Из-под густых бровей чуть косоватый взгляд Панкова — точно пригоршня углей:
— А ты считаешь — всё чаи будем распивать? Классовая борьба — кто кого!.. Потому и предлагают: решай. Знаю, небось думаешь: «Панков поддался…» Совесть во мне Игнат разбудил — это верно. А потом уж она, моя совесть, сама подсказала, какую сторону выбирать. Так что не доводи, Аким, до последней черты, за которой… — и Григорий сделал быстрое движение ладонью у горла, красноречиво завершающее смысл фразы.
Игнат поднялся, отставив стул, и снова рассмеялся:
— Зачем же так мрачно? Все завершится проще и смешнее. К примеру, как на заводах во время забастовок учили штрейкбрехеров — в тачку и на свалку.
С влажного, вспотевшего лба Аким отбросил прядь полос, во рту у него пересохло, хотя только что допил свой остывший чай.
— Вы тут о фактах… О том, до кого они доходят, а кто твердолобый… За что меня, так сказать, неминуемо в расход… — сбивчиво, возбужденно произнес он. — Так вот вам факт, от которого не отвертеться: за нами, а не за вами пошла рабочая Бежица, хотя вы, большевики, вроде бы законная власть!
— Так может быть в течение еще нескольких дней, даже, скажем, месяцев, — отпарировал Григорий. — Но всякому обману рано или поздно приходит конец.

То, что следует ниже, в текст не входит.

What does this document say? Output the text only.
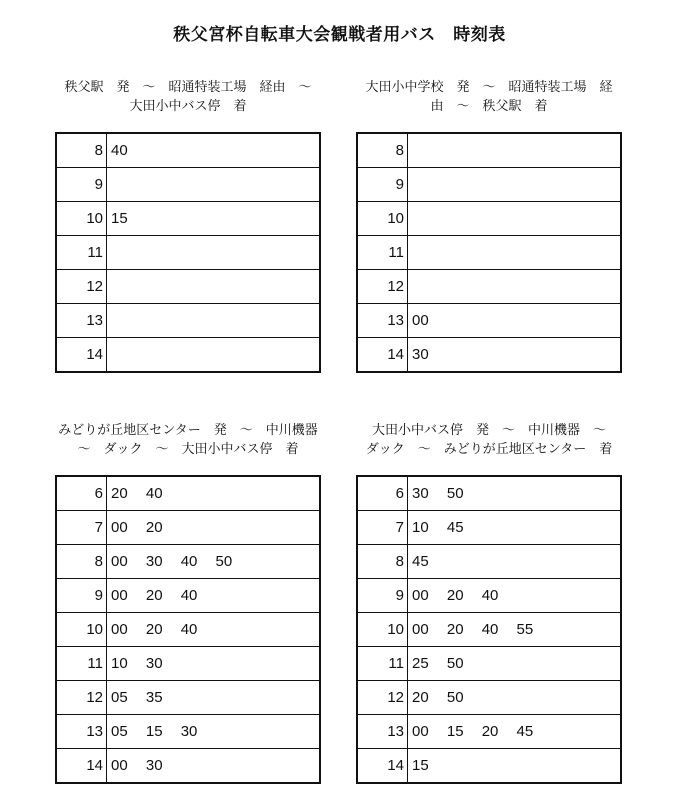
秩父宮杯自転車大会観戦者用バス　時刻表
秩父駅　発　～　昭通特装工場　経由　～
大田小中バス停　着
8	40
9	
10	15
11	
12	
13	
14	
大田小中学校　発　～　昭通特装工場　経
由　～　秩父駅　着
8	
9	
10	
11	
12	
13	00
14	30
みどりが丘地区センター　発　～　中川機器
～　ダック　～　大田小中バス停　着
6	20 40
7	00 20
8	00 30 40 50
9	00 20 40
10	00 20 40
11	10 30
12	05 35
13	05 15 30
14	00 30
大田小中バス停　発　～　中川機器　～
ダック　～　みどりが丘地区センター　着
6	30 50
7	10 45
8	45
9	00 20 40
10	00 20 40 55
11	25 50
12	20 50
13	00 15 20 45
14	15
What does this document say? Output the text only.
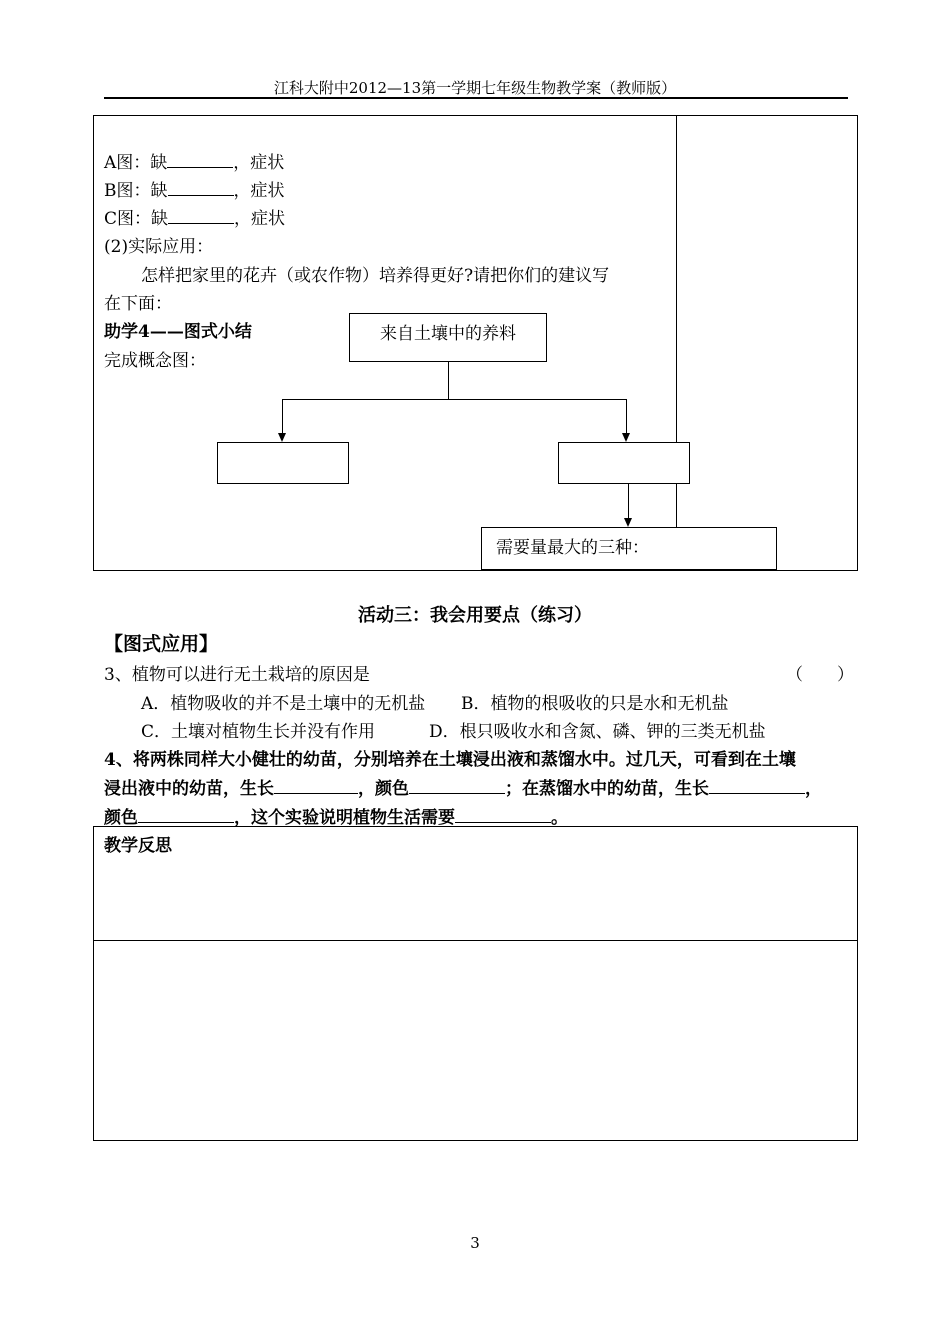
江科大附中2012—13第一学期七年级生物教学案（教师版）
A图：缺	，症状
B图：缺	，症状
C图：缺	，症状
(2)实际应用：
怎样把家里的花卉（或农作物）培养得更好?请把你们的建议写
在下面：
助学4——图式小结
完成概念图：
来自土壤中的养料
需要量最大的三种：
活动三：我会用要点（练习）
【图式应用】
3、植物可以进行无土栽培的原因是	（　　）
A．植物吸收的并不是土壤中的无机盐 B．植物的根吸收的只是水和无机盐
C．土壤对植物生长并没有作用	D．根只吸收水和含氮、磷、钾的三类无机盐
4、将两株同样大小健壮的幼苗，分别培养在土壤浸出液和蒸馏水中。过几天，可看到在土壤
浸出液中的幼苗，生长	，颜色	；在蒸馏水中的幼苗，生长	，
颜色	，这个实验说明植物生活需要	。
教学反思
3
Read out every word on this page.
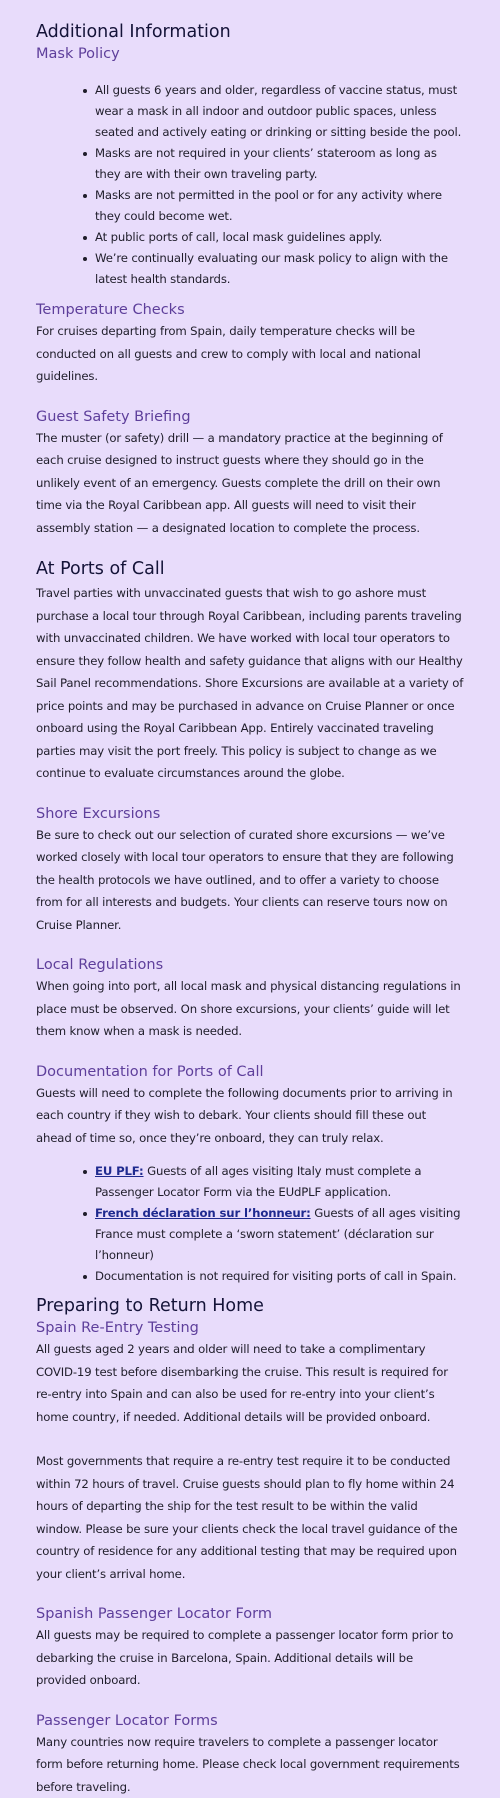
Additional Information
Mask Policy
All guests 6 years and older, regardless of vaccine status, must wear a mask in all indoor and outdoor public spaces, unless seated and actively eating or drinking or sitting beside the pool.
Masks are not required in your clients’ stateroom as long as they are with their own traveling party.
Masks are not permitted in the pool or for any activity where they could become wet.
At public ports of call, local mask guidelines apply.
We’re continually evaluating our mask policy to align with the latest health standards.
Temperature Checks

For cruises departing from Spain, daily temperature checks will be conducted on all guests and crew to comply with local and national guidelines.

Guest Safety Briefing

The muster (or safety) drill — a mandatory practice at the beginning of each cruise designed to instruct guests where they should go in the unlikely event of an emergency. Guests complete the drill on their own time via the Royal Caribbean app. All guests will need to visit their assembly station — a designated location to complete the process.

At Ports of Call

Travel parties with unvaccinated guests that wish to go ashore must purchase a local tour through Royal Caribbean, including parents traveling with unvaccinated children. We have worked with local tour operators to ensure they follow health and safety guidance that aligns with our Healthy Sail Panel recommendations. Shore Excursions are available at a variety of price points and may be purchased in advance on Cruise Planner or once onboard using the Royal Caribbean App. Entirely vaccinated traveling parties may visit the port freely. This policy is subject to change as we continue to evaluate circumstances around the globe.

Shore Excursions

Be sure to check out our selection of curated shore excursions — we’ve worked closely with local tour operators to ensure that they are following the health protocols we have outlined, and to offer a variety to choose from for all interests and budgets. Your clients can reserve tours now on Cruise Planner.

Local Regulations

When going into port, all local mask and physical distancing regulations in place must be observed. On shore excursions, your clients’ guide will let them know when a mask is needed.

Documentation for Ports of Call

Guests will need to complete the following documents prior to arriving in each country if they wish to debark. Your clients should fill these out ahead of time so, once they’re onboard, they can truly relax.

EU PLF: Guests of all ages visiting Italy must complete a Passenger Locator Form via the EUdPLF application.
French déclaration sur l’honneur: Guests of all ages visiting France must complete a ‘sworn statement’ (déclaration sur l’honneur)
Documentation is not required for visiting ports of call in Spain.
Preparing to Return Home
Spain Re-Entry Testing

All guests aged 2 years and older will need to take a complimentary COVID-19 test before disembarking the cruise. This result is required for re-entry into Spain and can also be used for re-entry into your client’s home country, if needed. Additional details will be provided onboard.

Most governments that require a re-entry test require it to be conducted within 72 hours of travel. Cruise guests should plan to fly home within 24 hours of departing the ship for the test result to be within the valid window. Please be sure your clients check the local travel guidance of the country of residence for any additional testing that may be required upon your client’s arrival home.

Spanish Passenger Locator Form

All guests may be required to complete a passenger locator form prior to debarking the cruise in Barcelona, Spain. Additional details will be provided onboard.

Passenger Locator Forms

Many countries now require travelers to complete a passenger locator form before returning home. Please check local government requirements before traveling.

— Вот-вот! Мудрые и своевременно, произнесенные слова! — круглое, широкое лицо Уханова залоснилось. — Только эти пророческие слова вы отнесите в свой адрес. А мы, настоящие социал-демократы, наберемся терпения и поглядим, как однажды очнется страна от вашего большевистского дурмана. Как уже прозрела Бежица!
Григорий что-то хотел ответить, но Игнат перебил: — А может, и впрямь на боковую?
Стеклышки очков отразили свет керосиновой лампы, уже изрядно чадившей, взгляд стал мягок и улыбчив. Перевел глаза с Григория на Акима, ждал, наверное, что он ответит таким же открытым взглядом. Но Уханов поднес руку к лицу, словно ощипывал бородку, затем провел ладонью по лбу и прикрыл ею глаза.
Подумал ли в тот момент Аким, что может прийти время, когда болью всплывет в его памяти и этот вечер, и открытый, чего-то ожидающий взгляд Игната… Может быть, и мелькнула такая мысль. Но, должно быть, другие тяжелые и привычные мысли как тучи заволокли мгновенно возникшую вспышку света, и взбудораженная, чего-то искавшая душа вновь обрела согласный лад и знакомую удовлетворенность самим собой.